Brunello di Montalcino 2016 Fantastico è dir poco e non dipende soltanto dall’annata eccellente, davvero straordinaria. Ha una raffinatezza di gran classe che conferma l’impegno meritorio di Clara e di tante donne del vino nell’accompagnare le uve senza forzature alla massima piacevolezza anche nei primi anni dalla commercializzazione. La maturazione dura almeno 36 mesi in botti di rovere di Slavonia da 20 e 25 hl cui segue l’affinamento in bottiglia da 8 a 12 mesi. Tenore alcolico del 14,5%. Ha un bel colore rosso rubino di trasparenza cristallina con riflessi granati splendenti. Affascina subito per i profumi di ciliegia matura tra sfumature balsamiche della macchia mediterranea che aprono un bouquet ampio di visciole e di piccoli frutti di bosco (corniole, prugnole e ciliegie selvatiche mature) su un fondo di rosa canina. In bocca si arricchisce di sambuco nero, amarena e arancia rossa tarocco in un’atmosfera di fiori rossi appassiti. È un vino pieno e rotondo, morbido, con una eccezionale struttura accarezzata da tannini ben domati e perfettamente levigati. Ha una veste molto elegante che richiama le camicie di seta extra di Burano, il finale è piacevolmente lungo e sebbene sia già pronto ha un potenziale notevole di evoluzione per la sorprendente e meravigliosa acidità.
Rosso di Montalcino 2018 Se avessi coperto l’etichetta avrei pensato che fosse un ottimo Brunello ma appena un tantino più giovane del precedente, cosa che mi capita alcune volte soltanto tra i migliori piccoli produttori di Montalcino quando decidono di svuotare qualche botte di vino atto a divenire Brunello per motivi diversi, come far spazio necessariamente al nuovo vino di una vendemmia più abbondante del solito, un’offerta d’acquisto irrinunciabile, l’occorrenza d’immediato incasso, la presentazione dell’azienda a un evento importante. Solo a titolo d’esempio, succede quasi sempre con gli straordinari Rosso di Montalcino di Baricci e Salvioni, spesso anche con quelli di Vasco Sassetti e qualche volta capitava anche con quello di Poggio di Sotto quando c’era Piero Palmucci (e non solo loro), nati però nei versanti più freschi della montagna e quindi diversi, maggiormente corposi e profondi piuttosto che fini e cristallini come questo. Una gradita sorpresa, anche perché, pur essendo un Rosso, bagna il naso a tanti Brunello prodotti altrove su scala più vasta e soprattutto perché ha uno stile un po’ diverso che colpisce per la scioltezza e la freschezza della beva piuttosto che per la potenza e la complessità, mostrando già l’ampiezza della raffinata carica espressiva e la sottile struttura tannica di un vino già pronto. È maturato per 12 mesi in tonneaux e/o barrique e si è affinato per almeno 4 mesi in bottiglia. Tenore alcolico del 14%. Di un bel colore rosso rubino chiaro e limpido, sprigiona anch’esso alcuni aromi del Brunello (visciole e piccoli frutti di bosco come corniole e ciliegie selvatiche) tra sfumature di anice stellato. In bocca aggiunge corbezzolo e arancia sanguinella con un pizzico di macis e di pepe bianco e rosa in buona armonia con i tannini già levigati e fini. Il finale mostra anche una sapidità che esalta la freschezza del fruttato. Per apprezzarlo meglio andrebbe servito e mantenuto a 18 °C, suggerirei non oltre.

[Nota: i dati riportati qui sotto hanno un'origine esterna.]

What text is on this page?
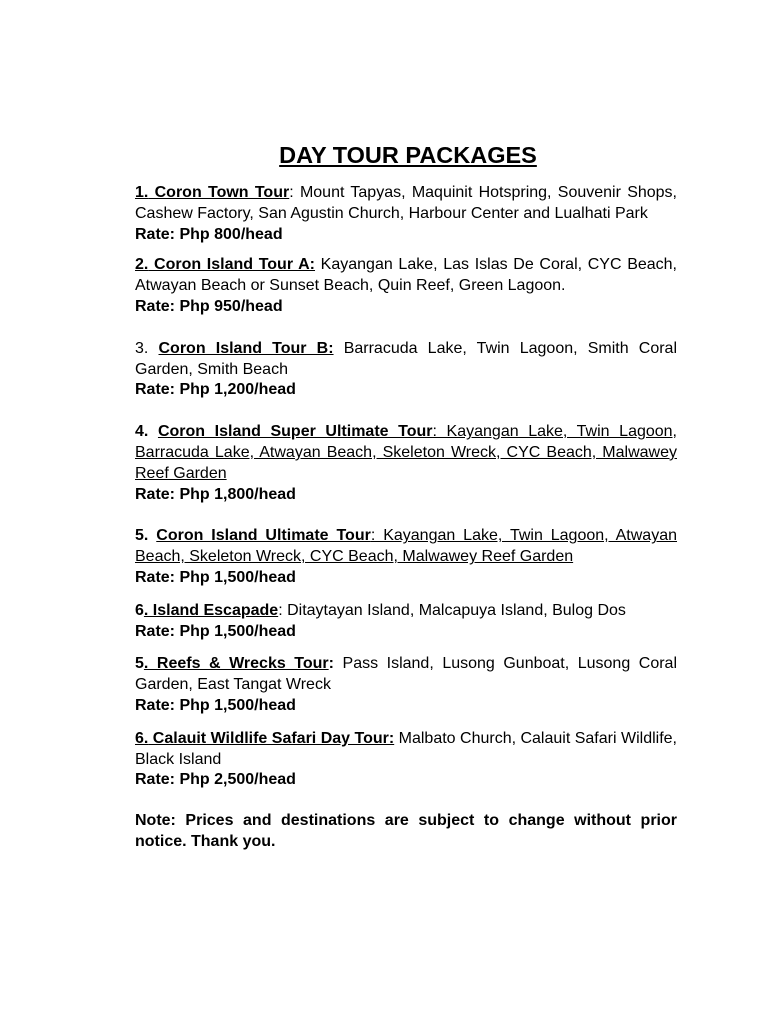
DAY TOUR PACKAGES

1. Coron Town Tour: Mount Tapyas, Maquinit Hotspring, Souvenir Shops, Cashew Factory, San Agustin Church, Harbour Center and Lualhati Park
Rate: Php 800/head

2. Coron Island Tour A: Kayangan Lake, Las Islas De Coral, CYC Beach, Atwayan Beach or Sunset Beach, Quin Reef, Green Lagoon.
Rate: Php 950/head

3. Coron Island Tour B: Barracuda Lake, Twin Lagoon, Smith Coral Garden, Smith Beach
Rate: Php 1,200/head

4. Coron Island Super Ultimate Tour: Kayangan Lake, Twin Lagoon, Barracuda Lake, Atwayan Beach, Skeleton Wreck, CYC Beach, Malwawey Reef Garden
Rate: Php 1,800/head

5. Coron Island Ultimate Tour: Kayangan Lake, Twin Lagoon, Atwayan Beach, Skeleton Wreck, CYC Beach, Malwawey Reef Garden
Rate: Php 1,500/head

6. Island Escapade: Ditaytayan Island, Malcapuya Island, Bulog Dos
Rate: Php 1,500/head

5. Reefs & Wrecks Tour: Pass Island, Lusong Gunboat, Lusong Coral Garden, East Tangat Wreck
Rate: Php 1,500/head

6. Calauit Wildlife Safari Day Tour: Malbato Church, Calauit Safari Wildlife, Black Island
Rate: Php 2,500/head

Note: Prices and destinations are subject to change without prior notice. Thank you.
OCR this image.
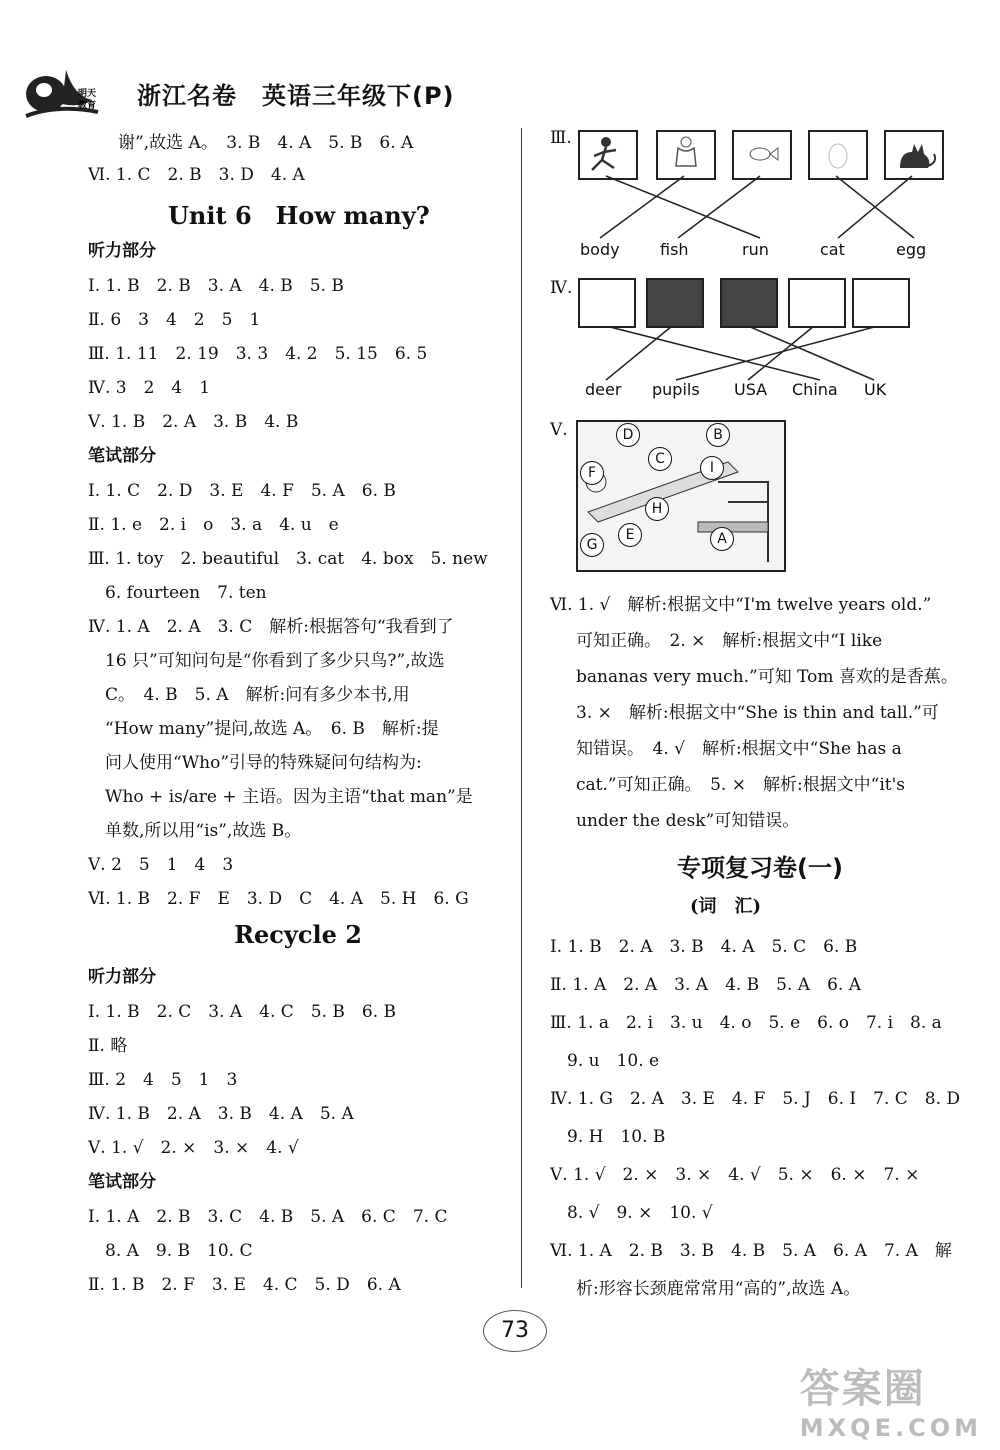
明天
教育 浙江名卷　英语三年级下(P)
谢”,故选 A。　3. B　4. A　5. B　6. A
Ⅵ. 1. C　2. B　3. D　4. A
Unit 6　How many?
听力部分
Ⅰ. 1. B　2. B　3. A　4. B　5. B
Ⅱ. 6　3　4　2　5　1
Ⅲ. 1. 11　2. 19　3. 3　4. 2　5. 15　6. 5
Ⅳ. 3　2　4　1
Ⅴ. 1. B　2. A　3. B　4. B
笔试部分
Ⅰ. 1. C　2. D　3. E　4. F　5. A　6. B
Ⅱ. 1. e　2. i　o　3. a　4. u　e
Ⅲ. 1. toy　2. beautiful　3. cat　4. box　5. new
　6. fourteen　7. ten
Ⅳ. 1. A　2. A　3. C　解析:根据答句“我看到了
　16 只”可知问句是“你看到了多少只鸟?”,故选
　C。　4. B　5. A　解析:问有多少本书,用
　“How many”提问,故选 A。　6. B　解析:提
　问人使用“Who”引导的特殊疑问句结构为:
　Who + is/are + 主语。因为主语“that man”是
　单数,所以用“is”,故选 B。
Ⅴ. 2　5　1　4　3
Ⅵ. 1. B　2. F　E　3. D　C　4. A　5. H　6. G
Recycle 2
听力部分
Ⅰ. 1. B　2. C　3. A　4. C　5. B　6. B
Ⅱ. 略
Ⅲ. 2　4　5　1　3
Ⅳ. 1. B　2. A　3. B　4. A　5. A
Ⅴ. 1. √　2. ×　3. ×　4. √
笔试部分
Ⅰ. 1. A　2. B　3. C　4. B　5. A　6. C　7. C
　8. A　9. B　10. C
Ⅱ. 1. B　2. F　3. E　4. C　5. D　6. A
Ⅲ.
body	fish	run	cat	egg
Ⅳ.
deer pupils USA China UK
Ⅴ.	D	B
C
E
F	I
H
A
G
Ⅵ. 1. √　解析:根据文中“I'm twelve years old.”
可知正确。　2. ×　解析:根据文中“I like
bananas very much.”可知 Tom 喜欢的是香蕉。
3. ×　解析:根据文中“She is thin and tall.”可
知错误。　4. √　解析:根据文中“She has a
cat.”可知正确。　5. ×　解析:根据文中“it's
under the desk”可知错误。
专项复习卷(一)
(词　汇)
Ⅰ. 1. B　2. A　3. B　4. A　5. C　6. B
Ⅱ. 1. A　2. A　3. A　4. B　5. A　6. A
Ⅲ. 1. a　2. i　3. u　4. o　5. e　6. o　7. i　8. a
　9. u　10. e
Ⅳ. 1. G　2. A　3. E　4. F　5. J　6. I　7. C　8. D
　9. H　10. B
Ⅴ. 1. √　2. ×　3. ×　4. √　5. ×　6. ×　7. ×
　8. √　9. ×　10. √
Ⅵ. 1. A　2. B　3. B　4. B　5. A　6. A　7. A　解
析:形容长颈鹿常常用“高的”,故选 A。
73
答案圈
MXQE.COM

Toscana Rosso IGT Le Terre Rosse 2018 Questo vino è il più recente dell’offerta in bottiglia nella gamma degli IGT aziendali, anche se prima veniva già venduto sfuso negli anni scorsi, ed è ottenuto assemblando le rimanenze dei vini di sangiovese non destinati a DOC oppure DOCG con quelli derivati dalle altre uve aziendali per una composizione in genere di sangiovese 70%, merlot circa 20% e syrah circa 10%, ma queste percentuali possono sempre cambiare a seconda degli andamenti delle annate. Il vino da uve sangiovese si affina in vasche d’acciaio per tutto il periodo di 18 mesi mentre quelli da uve syrah e merlot nel frattempo fanno anche 6 mesi in tonneaux. Era un peccato non imbottigliarlo, perché questo vino è piacevole per il consumo con le pietanze della quotidianità ed è sempre stato apprezzato e richiesto per il buon rapporto qualità/prezzo. I fiaschi in zona sono usati sempre di meno, bisogna salire più su, all’Osteria Bassomondo, per trovarne ancora. Oggi si consuma la metà del vino di una volta e la bottiglia è più comoda per la stoccatura in orizzontale nelle cantinette di casa, anche se questo vino ha un tappo in sughero sinterizzato e non ne avrebbe bisogno, ma così si accontenta anche chi la cantina non ce l’ha e d’estate può rinfrescarlo in frigorifero per qualche decina di minuti. La fragrante vinosità ne fa un vino da tutto pasto per pietanze di terra, salumi e formaggi con un tenore alcolico sostenuto (14%), ma rinfrescante a una temperatura sui 16 °C. Il colore è rubino scuro, denso come ci si aspetta dall’apporto di syrah. Attacca con un profumo di prugne che apre un bouquet di aromi di ciliegie nere tra sfumature di viole, sottobosco e terra inerbita. In bocca è amaricante, si avvertono anche le spezie più scure e la radice di liquirizia. Di corpo medio e buona acidità con un tannino ancora verde e leggermente piccante.
Mario Crosta
Corte dei Venti Località Piancornello 35, 53024 Montalcino (SI) coord. GPS: lat. 42.975758 N, long. 11.4758813 E tel. 0577.844035, fax 0577.844036, cellulare 347.3653718 sito www.lacortedeiventi.it e-mail info@cortedeiventi.com
Di formazione tecnica industriale è stato professionalmente impegnato fin dal 1980 nell’assicurazione della Qualità in diverse aziende del settore gomma-plastica in Italia e in alcuni cantieri di costruzione d’impianti nel settore energetico in Polonia, dove ha promosso la cultura del vino attraverso alcune riviste specialistiche polacche come Rynki Alkoholowe e alcuni portali specializzati come collegiumvini.pl, vinisfera.pl, winnica.golesz.pl, podkarpackiewinnice.pl e altri. Ha collaborato ad alcune riviste web enogastronomiche come enotime.it, winereport.com, acquabuona.it, nonché per alcuni blog. Un fico d'India dal caratteraccio spinoso e dal cuore dolce, ma enostrippato come pochi.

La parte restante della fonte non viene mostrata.